Afterward, SisterSong and the Center for Reproductive Rights founded the Black Mamas Matter Alliance, a collaboration of 24 Black-women-led organizations who work to raise awareness about the rising black maternal mortality rate. They created the Black Mamas Matter Toolkit, an online resource for groups interested in working to reduce Black maternal mortality. Black Mamas Matter grew to nearly 40 organizational members, and in 2017 became the Black Mamas Matter Alliance, an independent nonprofit fiscally sponsored by SisterSong.

=== Artists United ===
In 2016, SisterSong launched the Artists United for RJ program to facilitate artists of color to create collaborative, replicable artwork to advance reproductive justice. Projects have included concerts that raise funds and/or awareness for reproductive justice issues and Autonomy, a play designed to travel to college campuses and introduce Black students to reproductive justice.

=== SisterSong North Carolina ===
In 2016, SisterSong opened a second office in North Carolina, where there were previously no reproductive justice organizations. In February 2018, SisterSong began advocating for a review of a North Carolina Department of Public Safety policies that allows for pregnant inmates to be shackled to a hospital bed while in labor. The department later revised their policy to clearly define when wrist restraints must be removed.

=== Georgia abortion ban ===
In 2019, SisterSong acted as the lead plaintiff in a lawsuit against Georgia legislators for passing a six-week abortion ban, which bans abortion before most women even know they are pregnant. Reproductive justice advocates say that the ban is unconstitutional, and that its proponents passed it to force a court case that could reach the Supreme Court. After the 2019 confirmation of Supreme Court Justice Brett Kavanaugh, they believe that the balance of the Supreme Court became tilted against abortion rights, so bringing the abortion ban case to the Supreme Court could give it a chance to overturn Roe v. Wade, the 1972 decision that protects the legal right to abortion throughout the US.

=== Other collaborations ===
SisterSong is also involved in the Over the Counter Contraception Working Group and the All* Above All Campaign to repeal the Hyde Amendment, which prohibits federal funding from supporting abortion services, which means that women on public healthcare, federal employees, and others cannot receive healthcare coverage for abortions.

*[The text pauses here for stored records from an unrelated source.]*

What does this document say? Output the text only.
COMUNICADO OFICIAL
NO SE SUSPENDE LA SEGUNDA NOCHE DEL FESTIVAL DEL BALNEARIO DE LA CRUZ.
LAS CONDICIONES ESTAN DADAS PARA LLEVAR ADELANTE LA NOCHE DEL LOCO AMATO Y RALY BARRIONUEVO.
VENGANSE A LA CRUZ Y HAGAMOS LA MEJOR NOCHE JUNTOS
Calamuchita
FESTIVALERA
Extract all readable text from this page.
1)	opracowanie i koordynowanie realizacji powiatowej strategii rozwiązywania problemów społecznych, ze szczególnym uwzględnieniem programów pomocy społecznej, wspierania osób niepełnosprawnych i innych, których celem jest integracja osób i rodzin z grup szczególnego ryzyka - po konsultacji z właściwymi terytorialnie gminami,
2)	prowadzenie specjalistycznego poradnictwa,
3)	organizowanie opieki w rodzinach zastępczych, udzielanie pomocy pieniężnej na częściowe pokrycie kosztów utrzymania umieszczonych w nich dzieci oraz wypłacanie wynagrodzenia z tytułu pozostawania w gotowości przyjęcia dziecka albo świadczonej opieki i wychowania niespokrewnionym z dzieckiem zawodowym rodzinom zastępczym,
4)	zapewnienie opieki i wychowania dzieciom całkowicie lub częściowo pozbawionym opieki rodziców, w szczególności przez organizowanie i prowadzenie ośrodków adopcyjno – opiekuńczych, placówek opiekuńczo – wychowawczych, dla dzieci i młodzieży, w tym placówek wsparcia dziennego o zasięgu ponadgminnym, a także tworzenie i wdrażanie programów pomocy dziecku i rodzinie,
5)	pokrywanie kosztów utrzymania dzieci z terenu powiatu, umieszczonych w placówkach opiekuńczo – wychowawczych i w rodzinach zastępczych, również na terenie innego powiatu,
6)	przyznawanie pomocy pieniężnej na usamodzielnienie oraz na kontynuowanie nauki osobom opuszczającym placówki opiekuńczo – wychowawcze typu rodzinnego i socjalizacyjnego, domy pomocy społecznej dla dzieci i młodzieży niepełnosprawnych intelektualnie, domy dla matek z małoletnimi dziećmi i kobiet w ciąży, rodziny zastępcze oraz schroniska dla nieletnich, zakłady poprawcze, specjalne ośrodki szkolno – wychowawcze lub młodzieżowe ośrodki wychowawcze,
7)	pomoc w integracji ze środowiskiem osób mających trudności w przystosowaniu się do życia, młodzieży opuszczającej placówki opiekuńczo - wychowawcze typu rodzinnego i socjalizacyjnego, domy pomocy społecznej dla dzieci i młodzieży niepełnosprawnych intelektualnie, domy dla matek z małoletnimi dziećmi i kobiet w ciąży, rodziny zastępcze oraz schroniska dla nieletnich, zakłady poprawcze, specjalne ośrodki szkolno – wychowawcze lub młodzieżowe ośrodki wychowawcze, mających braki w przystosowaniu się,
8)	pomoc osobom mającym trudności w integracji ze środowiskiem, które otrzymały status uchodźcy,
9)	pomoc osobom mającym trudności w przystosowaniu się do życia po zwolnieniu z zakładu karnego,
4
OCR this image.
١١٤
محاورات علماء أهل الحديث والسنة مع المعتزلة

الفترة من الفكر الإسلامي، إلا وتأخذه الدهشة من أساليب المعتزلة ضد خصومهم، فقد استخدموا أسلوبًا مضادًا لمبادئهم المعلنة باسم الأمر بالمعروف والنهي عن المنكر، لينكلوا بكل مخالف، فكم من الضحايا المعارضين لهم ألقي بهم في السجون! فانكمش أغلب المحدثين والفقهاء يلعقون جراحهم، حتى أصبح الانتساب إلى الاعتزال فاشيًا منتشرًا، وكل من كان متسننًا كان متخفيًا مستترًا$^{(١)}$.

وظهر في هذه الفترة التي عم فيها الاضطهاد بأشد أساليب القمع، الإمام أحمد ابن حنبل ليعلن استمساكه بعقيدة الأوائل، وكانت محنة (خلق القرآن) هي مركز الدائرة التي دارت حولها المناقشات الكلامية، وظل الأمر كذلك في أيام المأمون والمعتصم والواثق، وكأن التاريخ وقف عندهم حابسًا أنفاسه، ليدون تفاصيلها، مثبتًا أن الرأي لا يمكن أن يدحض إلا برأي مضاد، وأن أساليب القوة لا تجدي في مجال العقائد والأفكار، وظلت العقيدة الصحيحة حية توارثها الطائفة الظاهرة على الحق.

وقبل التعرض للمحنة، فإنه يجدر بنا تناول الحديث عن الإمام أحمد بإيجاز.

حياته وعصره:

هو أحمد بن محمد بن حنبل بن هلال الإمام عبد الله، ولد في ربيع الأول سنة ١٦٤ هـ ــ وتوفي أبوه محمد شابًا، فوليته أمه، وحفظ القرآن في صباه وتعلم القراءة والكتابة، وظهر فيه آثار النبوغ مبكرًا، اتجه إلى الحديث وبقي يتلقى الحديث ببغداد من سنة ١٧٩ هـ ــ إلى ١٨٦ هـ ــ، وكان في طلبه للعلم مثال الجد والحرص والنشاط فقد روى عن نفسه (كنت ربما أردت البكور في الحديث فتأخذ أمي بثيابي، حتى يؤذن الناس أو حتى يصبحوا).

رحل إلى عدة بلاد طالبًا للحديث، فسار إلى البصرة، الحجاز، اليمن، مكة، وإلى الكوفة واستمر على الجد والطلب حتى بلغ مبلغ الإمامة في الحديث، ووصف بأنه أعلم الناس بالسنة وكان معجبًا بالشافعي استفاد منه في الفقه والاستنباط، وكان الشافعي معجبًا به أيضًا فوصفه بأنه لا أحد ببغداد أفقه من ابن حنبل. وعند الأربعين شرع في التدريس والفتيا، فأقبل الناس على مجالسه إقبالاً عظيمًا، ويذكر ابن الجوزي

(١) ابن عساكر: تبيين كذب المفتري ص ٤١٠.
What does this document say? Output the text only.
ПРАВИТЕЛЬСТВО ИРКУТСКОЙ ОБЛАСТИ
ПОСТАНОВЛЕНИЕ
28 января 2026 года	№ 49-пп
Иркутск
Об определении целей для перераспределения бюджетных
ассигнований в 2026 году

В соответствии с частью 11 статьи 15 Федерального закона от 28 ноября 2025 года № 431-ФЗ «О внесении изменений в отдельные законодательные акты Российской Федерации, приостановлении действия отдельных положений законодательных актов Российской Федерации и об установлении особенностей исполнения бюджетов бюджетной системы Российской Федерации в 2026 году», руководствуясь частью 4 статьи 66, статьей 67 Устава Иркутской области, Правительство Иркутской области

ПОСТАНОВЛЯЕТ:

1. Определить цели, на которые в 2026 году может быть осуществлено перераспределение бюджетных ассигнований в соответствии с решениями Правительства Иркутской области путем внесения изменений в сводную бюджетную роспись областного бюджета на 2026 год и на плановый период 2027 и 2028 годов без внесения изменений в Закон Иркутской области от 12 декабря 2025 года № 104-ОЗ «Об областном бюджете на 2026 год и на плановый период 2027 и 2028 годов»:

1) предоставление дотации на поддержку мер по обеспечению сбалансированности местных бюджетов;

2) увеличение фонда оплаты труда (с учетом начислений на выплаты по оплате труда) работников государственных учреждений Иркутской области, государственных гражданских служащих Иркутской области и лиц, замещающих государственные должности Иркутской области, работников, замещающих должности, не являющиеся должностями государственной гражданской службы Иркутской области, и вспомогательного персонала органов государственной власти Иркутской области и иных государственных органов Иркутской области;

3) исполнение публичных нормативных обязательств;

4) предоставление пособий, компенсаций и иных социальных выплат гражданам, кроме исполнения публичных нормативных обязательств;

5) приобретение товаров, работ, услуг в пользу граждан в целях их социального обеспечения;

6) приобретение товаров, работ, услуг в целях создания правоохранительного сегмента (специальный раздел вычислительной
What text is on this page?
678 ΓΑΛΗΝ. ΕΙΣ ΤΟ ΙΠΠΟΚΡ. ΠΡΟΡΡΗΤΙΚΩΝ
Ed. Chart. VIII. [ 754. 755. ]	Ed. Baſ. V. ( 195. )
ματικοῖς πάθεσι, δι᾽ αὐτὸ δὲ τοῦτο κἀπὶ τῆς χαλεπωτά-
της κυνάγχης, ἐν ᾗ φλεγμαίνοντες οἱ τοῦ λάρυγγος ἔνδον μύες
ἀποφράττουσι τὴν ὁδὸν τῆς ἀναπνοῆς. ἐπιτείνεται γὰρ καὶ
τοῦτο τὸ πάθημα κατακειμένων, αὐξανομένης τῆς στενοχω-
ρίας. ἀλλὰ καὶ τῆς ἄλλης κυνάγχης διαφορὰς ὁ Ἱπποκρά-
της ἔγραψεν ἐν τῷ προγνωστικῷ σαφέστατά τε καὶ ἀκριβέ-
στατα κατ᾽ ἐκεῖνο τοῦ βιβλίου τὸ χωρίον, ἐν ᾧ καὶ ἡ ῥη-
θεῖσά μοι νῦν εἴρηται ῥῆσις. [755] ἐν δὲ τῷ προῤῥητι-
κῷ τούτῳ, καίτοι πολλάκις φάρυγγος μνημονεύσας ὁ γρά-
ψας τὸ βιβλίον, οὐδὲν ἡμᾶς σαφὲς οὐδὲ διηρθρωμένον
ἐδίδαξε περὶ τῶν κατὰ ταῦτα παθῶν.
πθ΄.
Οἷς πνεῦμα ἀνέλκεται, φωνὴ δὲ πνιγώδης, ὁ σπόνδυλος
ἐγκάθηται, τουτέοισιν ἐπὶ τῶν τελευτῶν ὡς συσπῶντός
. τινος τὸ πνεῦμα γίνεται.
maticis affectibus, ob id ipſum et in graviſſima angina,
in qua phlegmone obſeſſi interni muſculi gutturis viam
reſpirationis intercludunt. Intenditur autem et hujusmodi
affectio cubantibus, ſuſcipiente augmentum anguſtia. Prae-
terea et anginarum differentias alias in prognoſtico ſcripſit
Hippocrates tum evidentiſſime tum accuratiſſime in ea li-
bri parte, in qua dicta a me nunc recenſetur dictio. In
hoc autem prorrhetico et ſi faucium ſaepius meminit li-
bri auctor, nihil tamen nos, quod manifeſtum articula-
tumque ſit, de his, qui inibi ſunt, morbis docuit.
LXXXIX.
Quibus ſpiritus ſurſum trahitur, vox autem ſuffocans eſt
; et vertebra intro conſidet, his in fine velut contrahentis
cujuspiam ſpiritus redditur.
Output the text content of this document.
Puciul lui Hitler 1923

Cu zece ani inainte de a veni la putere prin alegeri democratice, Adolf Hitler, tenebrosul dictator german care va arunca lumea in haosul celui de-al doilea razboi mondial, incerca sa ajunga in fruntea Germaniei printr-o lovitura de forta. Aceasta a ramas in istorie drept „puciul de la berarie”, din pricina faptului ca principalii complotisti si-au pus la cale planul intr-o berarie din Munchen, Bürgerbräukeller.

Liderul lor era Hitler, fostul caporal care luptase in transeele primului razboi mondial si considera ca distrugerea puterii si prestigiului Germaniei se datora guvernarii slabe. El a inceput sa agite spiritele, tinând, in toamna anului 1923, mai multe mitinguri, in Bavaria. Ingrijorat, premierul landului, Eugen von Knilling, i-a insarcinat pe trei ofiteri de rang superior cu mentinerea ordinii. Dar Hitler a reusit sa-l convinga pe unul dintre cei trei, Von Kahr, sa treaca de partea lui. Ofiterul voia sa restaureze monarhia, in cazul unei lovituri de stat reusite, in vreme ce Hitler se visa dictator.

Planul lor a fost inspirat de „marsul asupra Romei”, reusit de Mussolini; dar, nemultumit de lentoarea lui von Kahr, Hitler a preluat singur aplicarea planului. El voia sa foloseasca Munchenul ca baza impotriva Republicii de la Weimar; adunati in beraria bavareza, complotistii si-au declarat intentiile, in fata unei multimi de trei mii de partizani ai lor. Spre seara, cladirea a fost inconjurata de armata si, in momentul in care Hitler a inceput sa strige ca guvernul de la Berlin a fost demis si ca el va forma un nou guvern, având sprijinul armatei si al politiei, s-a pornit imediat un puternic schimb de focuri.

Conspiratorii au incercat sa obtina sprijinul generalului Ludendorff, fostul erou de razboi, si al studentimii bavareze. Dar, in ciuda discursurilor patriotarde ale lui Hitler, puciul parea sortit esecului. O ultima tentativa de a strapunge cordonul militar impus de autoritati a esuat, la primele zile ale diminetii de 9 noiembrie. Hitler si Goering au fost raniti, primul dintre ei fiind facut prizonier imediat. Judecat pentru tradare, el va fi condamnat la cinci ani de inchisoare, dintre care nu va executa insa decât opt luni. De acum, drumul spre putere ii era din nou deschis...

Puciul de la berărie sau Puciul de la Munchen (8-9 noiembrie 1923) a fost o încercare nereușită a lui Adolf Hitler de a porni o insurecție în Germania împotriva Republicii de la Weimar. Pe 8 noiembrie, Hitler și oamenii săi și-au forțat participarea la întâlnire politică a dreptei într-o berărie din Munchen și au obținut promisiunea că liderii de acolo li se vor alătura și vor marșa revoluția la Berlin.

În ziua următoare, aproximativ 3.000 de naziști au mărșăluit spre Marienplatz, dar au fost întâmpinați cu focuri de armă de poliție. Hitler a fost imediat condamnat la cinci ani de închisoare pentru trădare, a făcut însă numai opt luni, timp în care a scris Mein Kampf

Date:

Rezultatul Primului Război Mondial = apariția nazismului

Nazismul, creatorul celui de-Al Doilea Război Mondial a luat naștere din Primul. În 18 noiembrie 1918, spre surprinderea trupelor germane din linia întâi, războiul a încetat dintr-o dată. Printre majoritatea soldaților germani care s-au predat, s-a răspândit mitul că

In 2018, SisterSong co-founded the Southeast Alliance for Reproductive Equity (SEARE) with SPARK Reproductive Justice Now, Healthy and Free TN, and Women's Rights Empowerment Network (WREN). This alliance uses the Collective Impact model to foster collaboration among reproductive justice, reproductive rights, and reproductive health groups throughout the South.

Also in 2018, SisterSong co-founded a collaboration to combat religious exemption laws with Atlanta Jobs with Justice, Women Engaged, and Georgia Equality. This is a cross-movement collaboration of reproductive justice, economic justice, and LGBTQ rights groups.